Das AG beruft sich zur Begründung auf ein Urteil des LG Düsseldorf, das eine Unfallflucht als arglistig einstuft (SP 11, 86). Eine andere Kammer des LG Düsseldorf hält eine vorsätzliche Unfallflucht stets für arglistig (SP 11, 302). Der BGH hat sich kürzlich gegen eine pauschale Bejahung von Arglist gewandt und gerügt, dass „Arglist des Klägers (=VN) in nicht tragfähiger Weise festgestellt ist“. Weiter heißt es: „Das OLG hat dazu ausgeführt, dass es in den Fällen des § 142 StGB stets eine arglistige Handlungsweise des VN annehme, wenn jegliche nachträgliche Ermöglichung von unfallrelevanten Feststellungen verhindert werde. Dies lässt die notwendige einzelfallbezogene Betrachtung des Handelns des VN vermissen“ (21.11.12, IV ZR 97/11; VK 13, 32).

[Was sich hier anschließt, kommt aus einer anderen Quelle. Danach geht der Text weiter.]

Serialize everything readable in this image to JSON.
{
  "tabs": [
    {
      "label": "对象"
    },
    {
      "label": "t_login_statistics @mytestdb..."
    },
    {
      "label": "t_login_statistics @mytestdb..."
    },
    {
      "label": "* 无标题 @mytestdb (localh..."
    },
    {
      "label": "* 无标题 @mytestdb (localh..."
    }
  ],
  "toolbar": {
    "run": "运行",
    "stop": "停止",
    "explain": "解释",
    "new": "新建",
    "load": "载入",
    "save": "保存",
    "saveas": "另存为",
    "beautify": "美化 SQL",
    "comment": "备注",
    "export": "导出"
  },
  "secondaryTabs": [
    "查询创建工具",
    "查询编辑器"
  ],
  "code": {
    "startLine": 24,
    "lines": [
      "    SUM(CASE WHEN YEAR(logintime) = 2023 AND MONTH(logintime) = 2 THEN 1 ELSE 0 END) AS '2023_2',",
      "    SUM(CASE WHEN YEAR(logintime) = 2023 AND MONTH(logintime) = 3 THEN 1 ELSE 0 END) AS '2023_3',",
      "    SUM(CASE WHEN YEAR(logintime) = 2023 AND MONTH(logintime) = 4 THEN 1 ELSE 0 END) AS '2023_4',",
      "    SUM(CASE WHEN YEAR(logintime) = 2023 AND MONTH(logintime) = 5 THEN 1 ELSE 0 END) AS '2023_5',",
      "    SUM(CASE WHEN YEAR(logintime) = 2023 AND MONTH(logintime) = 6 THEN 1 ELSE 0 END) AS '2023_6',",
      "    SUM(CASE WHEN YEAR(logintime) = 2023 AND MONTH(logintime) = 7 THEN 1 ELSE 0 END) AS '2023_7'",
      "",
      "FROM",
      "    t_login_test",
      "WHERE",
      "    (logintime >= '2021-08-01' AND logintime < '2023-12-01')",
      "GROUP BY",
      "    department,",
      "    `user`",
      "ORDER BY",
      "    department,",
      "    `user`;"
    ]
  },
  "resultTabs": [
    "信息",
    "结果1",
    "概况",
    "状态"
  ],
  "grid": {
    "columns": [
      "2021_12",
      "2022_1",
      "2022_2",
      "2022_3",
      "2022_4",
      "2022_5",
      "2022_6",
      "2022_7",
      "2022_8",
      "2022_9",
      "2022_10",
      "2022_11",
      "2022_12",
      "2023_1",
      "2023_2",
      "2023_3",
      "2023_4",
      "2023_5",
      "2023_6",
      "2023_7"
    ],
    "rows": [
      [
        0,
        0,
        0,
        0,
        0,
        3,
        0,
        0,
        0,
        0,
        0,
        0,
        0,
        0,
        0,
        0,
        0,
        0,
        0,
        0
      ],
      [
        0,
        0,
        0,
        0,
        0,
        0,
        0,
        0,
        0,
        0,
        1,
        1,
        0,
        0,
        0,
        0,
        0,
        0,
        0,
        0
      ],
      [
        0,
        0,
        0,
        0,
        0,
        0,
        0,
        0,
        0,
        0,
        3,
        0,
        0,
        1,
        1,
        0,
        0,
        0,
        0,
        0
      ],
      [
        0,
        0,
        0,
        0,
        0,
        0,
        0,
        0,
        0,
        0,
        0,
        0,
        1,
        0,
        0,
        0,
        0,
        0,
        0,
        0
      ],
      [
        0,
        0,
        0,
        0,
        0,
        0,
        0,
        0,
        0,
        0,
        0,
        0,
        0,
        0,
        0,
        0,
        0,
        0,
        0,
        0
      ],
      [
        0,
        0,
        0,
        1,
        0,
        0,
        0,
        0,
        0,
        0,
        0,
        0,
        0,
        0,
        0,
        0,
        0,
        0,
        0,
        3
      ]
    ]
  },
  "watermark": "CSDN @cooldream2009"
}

Diese Ausführungen haben nicht nur für Fälle von Unfallflucht, sondern auch für anderweitiges vorsätzliches Fehlverhalten des VN bei Aufklärungsobliegenheiten Bedeutung. Der Anwalt des VN sollte darauf achten, dass der VR für Arglist des VN und deren Voraussetzungen die Beweislast trägt.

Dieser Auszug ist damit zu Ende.